Evidence Base (Literature)
Primary References
- Jimenez JI, Minambres B, Garcia JL, Diaz E (2002). Functional analyses of genes involved in the metabolism of ferulic acid in Pseudomonas putida KT2440. J Bacteriol. PMID: 12764569
-
The foundational study directly characterizing fcs in P. putida KT2440. Cloned fcs, ech, and vdh; expressed in E. coli to confirm enzymatic activities. Demonstrated that recombinant E. coli expressing fcs and ech converted ferulic acid to vanillin, confirming feruloyl-CoA synthetase activity. Chromosomal fcs knockout (fcsOmegaKm) abolished growth on ferulic acid. This constitutes direct biochemical + genetic evidence in the exact organism and strain.
-
Graf N, Altenbuchner J (2014). Genetic engineering of Pseudomonas putida KT2440 for rapid and high-yield production of vanillin from ferulic acid. Appl Microbiol Biotechnol. PMID: 24136472
-
Applied biotechnology study that engineered P. putida KT2440 for industrial vanillin production by overexpressing fcs and ech under a strong tac promoter. Treats the identity of fcs as feruloyl-CoA synthetase as established, providing independent confirmation from a different laboratory.
-
Ramirez-Morales JE et al. (2017). Pseudomonas putida F1 uses energy taxis to sense hydroxycinnamic acids. Appl Environ Microbiol. PMID: 28954643
- Demonstrated that a P. putida F1 mutant lacking fcs was unable to respond chemotactically toward p-coumaric, caffeic, or ferulic acids. Confirms that fcs catalyzes the first step in hydroxycinnamic acid degradation in a second P. putida strain, extending functional characterization beyond KT2440.

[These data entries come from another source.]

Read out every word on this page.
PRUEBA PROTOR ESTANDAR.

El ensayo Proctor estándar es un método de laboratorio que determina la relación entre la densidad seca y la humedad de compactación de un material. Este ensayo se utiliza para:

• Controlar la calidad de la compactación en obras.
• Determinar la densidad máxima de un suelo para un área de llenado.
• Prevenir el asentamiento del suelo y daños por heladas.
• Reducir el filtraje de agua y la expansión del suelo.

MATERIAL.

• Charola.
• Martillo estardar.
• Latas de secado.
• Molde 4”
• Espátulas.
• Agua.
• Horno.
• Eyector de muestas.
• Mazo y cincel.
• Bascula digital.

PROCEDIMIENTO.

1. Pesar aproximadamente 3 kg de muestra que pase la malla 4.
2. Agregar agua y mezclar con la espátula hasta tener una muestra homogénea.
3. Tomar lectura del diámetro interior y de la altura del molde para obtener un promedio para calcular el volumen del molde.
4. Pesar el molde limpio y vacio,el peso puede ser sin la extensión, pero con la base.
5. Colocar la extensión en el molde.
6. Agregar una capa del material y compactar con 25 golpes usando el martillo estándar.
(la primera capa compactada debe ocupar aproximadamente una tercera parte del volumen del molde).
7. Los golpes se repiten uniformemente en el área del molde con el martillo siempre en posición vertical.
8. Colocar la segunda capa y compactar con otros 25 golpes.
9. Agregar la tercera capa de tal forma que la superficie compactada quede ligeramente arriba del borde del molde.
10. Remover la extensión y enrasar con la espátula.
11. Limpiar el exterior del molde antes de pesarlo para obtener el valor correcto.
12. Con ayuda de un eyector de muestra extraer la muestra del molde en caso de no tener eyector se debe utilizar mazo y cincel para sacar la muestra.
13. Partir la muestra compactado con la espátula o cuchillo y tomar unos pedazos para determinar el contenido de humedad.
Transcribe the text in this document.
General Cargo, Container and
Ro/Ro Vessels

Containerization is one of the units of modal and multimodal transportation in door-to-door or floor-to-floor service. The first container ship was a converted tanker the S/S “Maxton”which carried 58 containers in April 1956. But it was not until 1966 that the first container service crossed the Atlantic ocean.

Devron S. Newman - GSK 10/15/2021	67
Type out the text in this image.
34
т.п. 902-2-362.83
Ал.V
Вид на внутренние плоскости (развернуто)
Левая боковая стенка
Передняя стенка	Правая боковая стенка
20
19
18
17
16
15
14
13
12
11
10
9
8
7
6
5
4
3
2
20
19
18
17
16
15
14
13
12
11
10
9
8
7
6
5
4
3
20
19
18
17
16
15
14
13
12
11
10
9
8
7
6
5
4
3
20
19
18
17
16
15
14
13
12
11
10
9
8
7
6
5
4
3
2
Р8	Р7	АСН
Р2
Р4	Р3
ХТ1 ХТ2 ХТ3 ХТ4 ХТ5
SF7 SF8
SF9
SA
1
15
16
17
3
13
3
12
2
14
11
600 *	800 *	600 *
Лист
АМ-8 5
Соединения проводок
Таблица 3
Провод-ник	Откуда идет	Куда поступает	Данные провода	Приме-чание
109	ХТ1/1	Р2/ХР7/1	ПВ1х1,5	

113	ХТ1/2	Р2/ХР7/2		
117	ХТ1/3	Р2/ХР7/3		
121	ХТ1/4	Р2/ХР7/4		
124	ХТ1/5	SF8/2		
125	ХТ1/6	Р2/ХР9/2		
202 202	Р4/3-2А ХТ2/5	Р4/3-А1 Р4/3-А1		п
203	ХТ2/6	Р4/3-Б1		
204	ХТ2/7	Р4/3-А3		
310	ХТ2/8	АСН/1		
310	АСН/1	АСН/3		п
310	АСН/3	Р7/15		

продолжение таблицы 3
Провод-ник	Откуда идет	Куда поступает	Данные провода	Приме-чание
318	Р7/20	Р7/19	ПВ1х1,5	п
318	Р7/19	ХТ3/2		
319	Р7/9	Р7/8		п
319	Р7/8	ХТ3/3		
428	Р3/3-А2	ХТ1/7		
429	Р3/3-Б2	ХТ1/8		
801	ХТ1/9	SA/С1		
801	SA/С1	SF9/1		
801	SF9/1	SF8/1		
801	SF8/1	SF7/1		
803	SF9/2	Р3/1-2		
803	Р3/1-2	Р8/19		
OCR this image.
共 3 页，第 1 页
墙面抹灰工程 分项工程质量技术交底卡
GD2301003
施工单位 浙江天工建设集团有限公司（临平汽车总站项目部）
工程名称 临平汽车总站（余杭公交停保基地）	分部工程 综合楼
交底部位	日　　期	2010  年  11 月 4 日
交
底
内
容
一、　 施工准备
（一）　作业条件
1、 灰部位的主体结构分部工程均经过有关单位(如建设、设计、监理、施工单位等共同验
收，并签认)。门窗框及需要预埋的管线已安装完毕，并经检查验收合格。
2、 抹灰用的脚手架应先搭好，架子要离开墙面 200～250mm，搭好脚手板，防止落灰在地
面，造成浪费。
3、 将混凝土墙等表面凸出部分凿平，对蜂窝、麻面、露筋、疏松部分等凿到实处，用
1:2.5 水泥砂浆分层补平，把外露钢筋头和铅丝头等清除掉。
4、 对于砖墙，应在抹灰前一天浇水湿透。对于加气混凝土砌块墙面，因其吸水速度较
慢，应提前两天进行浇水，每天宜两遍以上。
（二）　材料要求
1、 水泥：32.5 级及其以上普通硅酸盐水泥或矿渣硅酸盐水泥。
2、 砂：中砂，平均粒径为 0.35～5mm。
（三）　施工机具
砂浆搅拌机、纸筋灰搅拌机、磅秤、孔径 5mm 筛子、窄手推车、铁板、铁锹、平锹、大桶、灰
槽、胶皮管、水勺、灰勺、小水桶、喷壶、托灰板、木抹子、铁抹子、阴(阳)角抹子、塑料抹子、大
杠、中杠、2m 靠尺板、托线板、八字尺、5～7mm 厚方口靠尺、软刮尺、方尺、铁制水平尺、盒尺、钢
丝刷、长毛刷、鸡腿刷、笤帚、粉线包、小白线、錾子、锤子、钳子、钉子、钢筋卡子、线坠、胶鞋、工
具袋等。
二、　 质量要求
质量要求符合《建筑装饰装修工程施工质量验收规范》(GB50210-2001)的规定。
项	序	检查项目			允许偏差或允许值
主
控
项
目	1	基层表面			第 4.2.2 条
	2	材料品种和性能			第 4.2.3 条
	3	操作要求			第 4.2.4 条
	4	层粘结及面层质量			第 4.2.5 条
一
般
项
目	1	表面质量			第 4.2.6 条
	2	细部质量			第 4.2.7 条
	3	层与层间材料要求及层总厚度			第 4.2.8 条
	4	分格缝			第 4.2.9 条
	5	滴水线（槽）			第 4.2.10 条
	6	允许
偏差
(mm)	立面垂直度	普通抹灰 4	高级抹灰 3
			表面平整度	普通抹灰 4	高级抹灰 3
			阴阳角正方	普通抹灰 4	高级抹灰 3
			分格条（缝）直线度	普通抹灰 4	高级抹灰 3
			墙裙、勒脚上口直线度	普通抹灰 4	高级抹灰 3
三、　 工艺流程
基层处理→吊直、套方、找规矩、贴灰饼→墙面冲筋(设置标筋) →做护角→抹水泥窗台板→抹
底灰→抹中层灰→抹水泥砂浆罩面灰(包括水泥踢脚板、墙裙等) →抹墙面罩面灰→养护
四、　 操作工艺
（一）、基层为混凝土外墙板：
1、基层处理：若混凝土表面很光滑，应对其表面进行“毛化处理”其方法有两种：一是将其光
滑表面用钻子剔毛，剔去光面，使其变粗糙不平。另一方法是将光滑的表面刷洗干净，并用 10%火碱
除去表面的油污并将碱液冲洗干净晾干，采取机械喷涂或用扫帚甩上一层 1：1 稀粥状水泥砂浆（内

Limitations and Knowledge Gaps
-
Substrate promiscuity not tested: This analysis did not experimentally test whether Fcs has any residual activity on medium-chain fatty acids. While no published evidence supports such activity, complete exclusion would require a kinetic study with purified enzyme and fatty acid substrates.
-
BLAST limitations at low identity: At 20-25% sequence identity between Q88HK0 and characterized SwissProt entries, BLAST-based placement is supportive but not definitive. The CDD classification and direct biochemical evidence carry more weight.
-
PANTHER tree not examined: The specific tree topology and grafting point that led to the mis-annotation were not examined. This limits understanding of whether the error is systematic or specific to this protein.
-
No crystal structure available: The active-site analysis was performed at the sequence motif level. A structural comparison of substrate-binding pockets would provide stronger evidence for substrate discrimination.
Proposed Follow-up Experiments/Actions
-
Immediate curation action (high priority): Replace GO:0031956 (IEA) with GO:0050563 (IDA/IMP) citing PMID: 12764569. Remove GO:0006631 (fatty acid metabolic process). This is actionable now with high confidence.
-
TreeGrafter pipeline audit (medium priority): Search for other AMP-binding superfamily members annotated by TreeGrafter with GO:0031956 or related fatty acid-CoA ligase terms, and check whether any are actually aromatic acid-CoA ligases. The mis-placement pattern identified here may be systematic.
-
Substrate range characterization (lower priority): If substrate promiscuity is a concern for annotation purposes, purified recombinant fcs could be tested for activity on a panel of fatty acids (C6-C12) alongside ferulic acid. Based on all available evidence, fatty acid activity would be expected to be negligible.
-
Structural analysis (lower priority): AlphaFold structure comparison with characterized fatty acid-CoA ligases versus plant 4-coumarate-CoA ligases could define the structural basis for substrate discrimination and inform improved subfamily classification.